In fact, what I thought I’d write about for my first post is a reflection on migrating from a support-focused mindset toward becoming a partner in language education. (For some more erudite words than mine on that topic, see Bethany Nowviskie’s Eternal Sunshine of the Digital Humanities and David Wedaman’s Look Like Your People.)

Until recently, my jobs have all been supporting roles, or at least that’s how I saw them. As a legal assistant, editorial assistant, programmer, database administrator, sysadmin, even as a technical manager, I always worked reactively. We could spin that better and say I was service-oriented, but a spade’s a spade. Since being moved to my current position as an academic technologist, I’ve been part of conversations nominally about others but that collectively lifted the scales from my eyes about a career in language education.

The primary notable group of these conversations are the ones we have in planning meetings at my center about language instructors. As part of our programming, we try to provide opportunities for their professional development and to make them aware of other opportunities. Very cleverly, I noticed that these conversations applied to my career as well, only there was no group at a table anywhere thinking of ways to help me.

The second notable group of these conversations were during the IALLT 2010 Summer Leadership Meeting. In a very contemporary form of participation, I was able to watch and listen on UStream while putting in my options via UStream chat. Interestingly enough, my realization above was narrated there in other forms by several people in multiple settings. Here, though, I heard the additional resonance that language instructors themselves at other institutions lacked professional development support.

Trapeze partners, from Flickr user hbp_pix

CreativeCommons image from Flickr user hbp_pix

For those of us on staff and those instructors not benefiting from institutional support, the response to “What do you do?” too often becomes a listing of supported players — people, tech, courses, institutional entities — rather than an affirmation of the meaningfulness and significance of teaching language, culture, and identity. (For an #alt-ac perspective on this, I recommend Miriam Posner’s recent post.) We too often focus, in other words, on who we help rather than our own intellectual pursuits. In doing so, we both reflect and further the instrumentalist view of language education.

As a way forward, I’ll be identifying open-minded language instructors for tactical collaboration, somewhat as discussed recently by Mark Sample. I’m happy to have some fruit borne of this plan already, a presentation proposal collaboration in progress with an instructor. (Turns out this instructor welcomed my overtures, having hesitated to suggest the same.) More importantly, the proposal is based on our work introducing blogging into her language’s curriculum on a trial basis, that is, on a project of multiple benefits to the instructor, to me, to the students, to my center.

3 Comments

  1. Laura · February 2, 2011 Reply

    Thanks for this post, which put into words some things I’ve been thinking about lately. I just started a K-12 job where I am 50% a teacher and 50% academic technology support, though that piece is nowhere in my title. Tactical collaboration has been my approach to this piece of my job as opposed to “service”. I learned from my previous job doing the same thing in a college environment that being service oriented does not pay off. For me. For the teachers. For anyone. Because what happens is your job shrinks to that–to fixing computers, to loading documents onto Blackboard, to explaining over the phone how to use (at a basic level) software x. And then no one asks you the big questions. How can I engage the students? Why should I teach this topic this way? How can I teach better?

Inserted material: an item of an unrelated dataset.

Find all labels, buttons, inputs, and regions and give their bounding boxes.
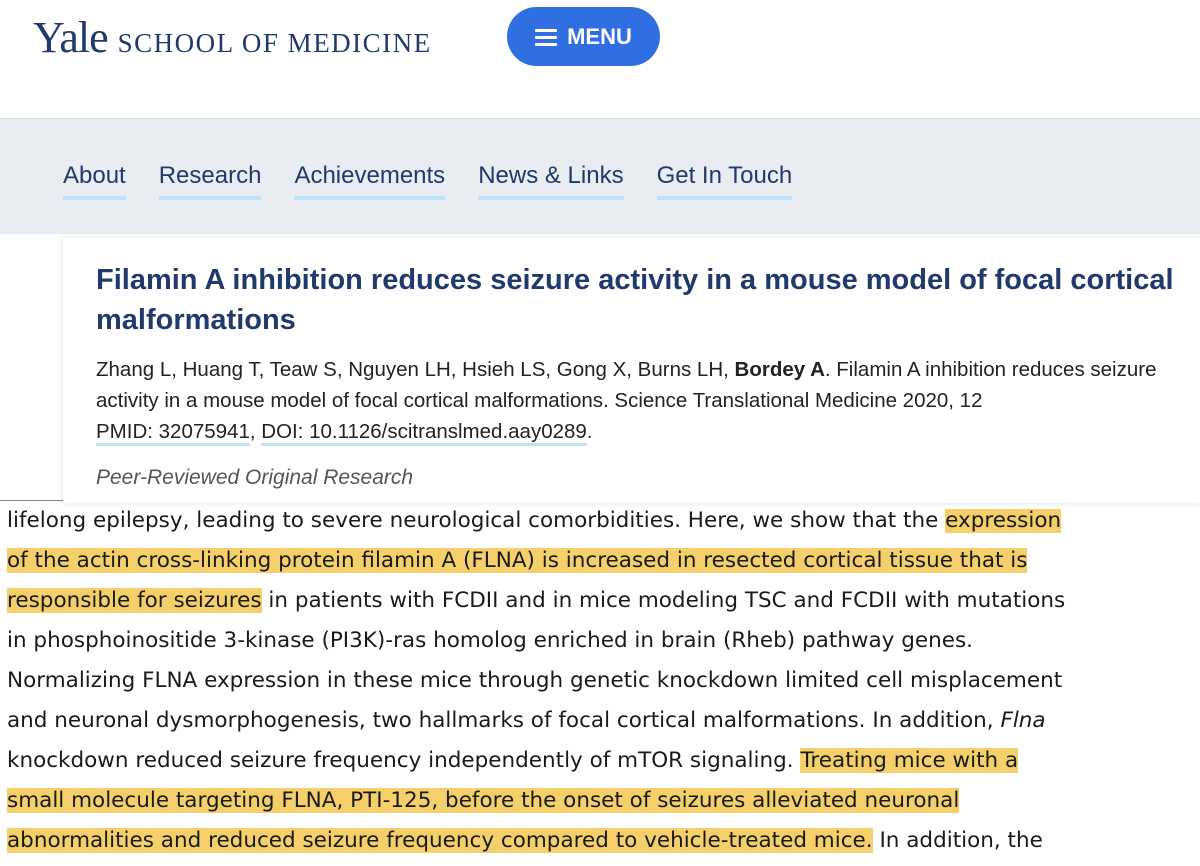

  2. triplingual · February 3, 2011 Reply

    All these blog posts really resonated with me, though I’m also in the midst of reading Claire Kramsch’s remarkable The Multilingual Subject, and she cites Michel de Certeau on considering tactics “an art of the weak“. While I’d disagree with de Certeau and instead consider them the province of the margin or marginalized (guerilla warfare is one significant example where tactics play a larger role than strategy), to come into our own truly, we need strategy as well. When you/we ask the big questions, we are on our way to building one.

    Another thing I’ve been thinking that didn’t make its way into this post is that being a partner is service in its own way, but serving multiple constituencies, including ourselves. (Where the notion of serving ourselves should be taken to mean insisting that our ideas/research/praxis have value and taking steps to further them, not being blinkered and selfish.)

  3. triplingual · February 11, 2011 Reply

    Update: My collaborative presentation proposal was accepted and I have embarked on one other collaboration that should lead to future professional development opportunities.